5. Some states are making workers’ compensation coverage optional for employers. As we noted last year, South Dakota, Texas and Wyoming have already changed their state law to make coverage for injured and ill workers optional to some degree, and legislative proposals have been put forward in Arkansas, Oklahoma, South Carolina, and Tennessee to allow for alternative schemes. The International Association of Industrial Accident Boards and Commissions found that opt-out options raise serious questions about whether these alternatives provide injured workers benefits equal to those available under workers’ compensation. These changes are a radical departure from the “grand bargain” struck between employers and workers over 100 years ago, the foundation of the modern workers’ compensation system.

6. Millions of workers remain uncovered by workers’ compensation, and unemployment insurance, because they are not classified as employees. This includes independent contractors, agricultural and domestic care workers, and employees who are misclassified as independent contractors. Many of these workers are low-wage workers, women, immigrant workers and people of color. NASI estimates that around 20 million jobs in the United States lacked workers’ compensation coverage in 2021. Again, when workers not covered by workers’ compensation are injured on the job, they are forced to pay out of pocket for their medical treatment and additional costs are shifted away from the industries benefitting from the injured workers’ labor onto taxpayer funded programs like Social Security and Medicaid.

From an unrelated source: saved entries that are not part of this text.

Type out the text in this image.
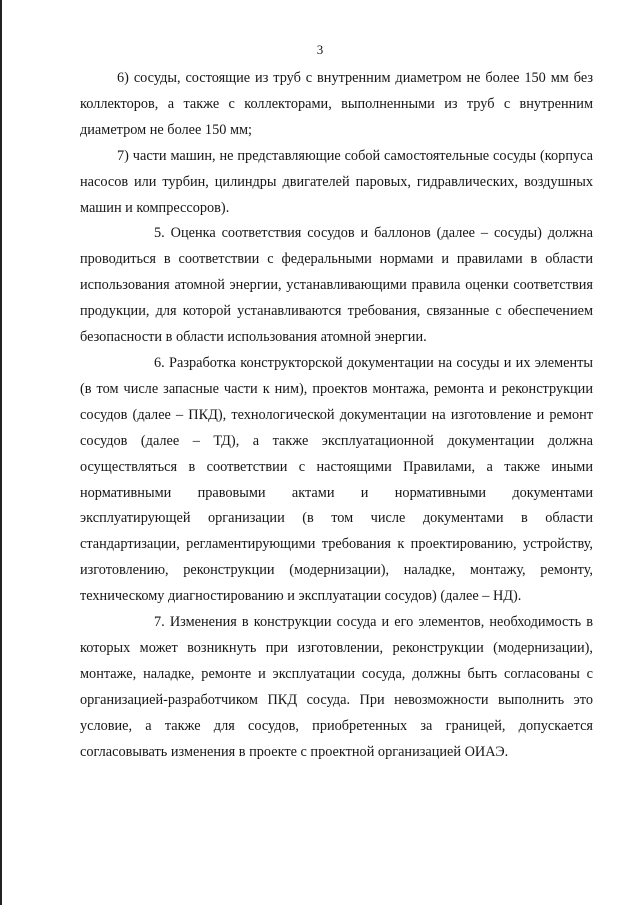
3

6) сосуды, состоящие из труб с внутренним диаметром не более 150 мм без коллекторов, а также с коллекторами, выполненными из труб с внутренним диаметром не более 150 мм;

7) части машин, не представляющие собой самостоятельные сосуды (корпуса насосов или турбин, цилиндры двигателей паровых, гидравлических, воздушных машин и компрессоров).

5. Оценка соответствия сосудов и баллонов (далее – сосуды) должна проводиться в соответствии с федеральными нормами и правилами в области использования атомной энергии, устанавливающими правила оценки соответствия продукции, для которой устанавливаются требования, связанные с обеспечением безопасности в области использования атомной энергии.

6. Разработка конструкторской документации на сосуды и их элементы (в том числе запасные части к ним), проектов монтажа, ремонта и реконструкции сосудов (далее – ПКД), технологической документации на изготовление и ремонт сосудов (далее – ТД), а также эксплуатационной документации должна осуществляться в соответствии с настоящими Правилами, а также иными нормативными правовыми актами и нормативными документами эксплуатирующей организации (в том числе документами в области стандартизации, регламентирующими требования к проектированию, устройству, изготовлению, реконструкции (модернизации), наладке, монтажу, ремонту, техническому диагностированию и эксплуатации сосудов) (далее – НД).

7. Изменения в конструкции сосуда и его элементов, необходимость в которых может возникнуть при изготовлении, реконструкции (модернизации), монтаже, наладке, ремонте и эксплуатации сосуда, должны быть согласованы с организацией-разработчиком ПКД сосуда. При невозможности выполнить это условие, а также для сосудов, приобретенных за границей, допускается согласовывать изменения в проекте с проектной организацией ОИАЭ.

Every worker deserves to come home healthy and safe at the end of the day and have a voice in creating a healthy and safe workplace. When accidents do occur, workers need to receive the benefits to which they are entitled in a timely manner, and those benefits should provide financial security and peace of mind for themselves and their families. These are the worker protections at the core of the workers’ compensation “grand bargain.”

That’s why we continue to look for ways to collaborate with state workers’ compensation systems, and partner with other federal agencies and research organizations to identify best practices and solutions that improve outcomes for vulnerable workers. From making our claims forms available in multiple languages to making our website more user-friendly, we are tackling barriers and making it easier for workers to get the resources they need. Together, we are working to fulfill our obligation to workers injured or sickened in the workplace and build an economy that works for America’s workers.

Christopher J. Godfrey is director of the U.S. Department of Labor’s Office of Workers’ Compensation Programs and is a member of the Study Panel on Workers’ Compensation Data at the National Academy of Social Insurance.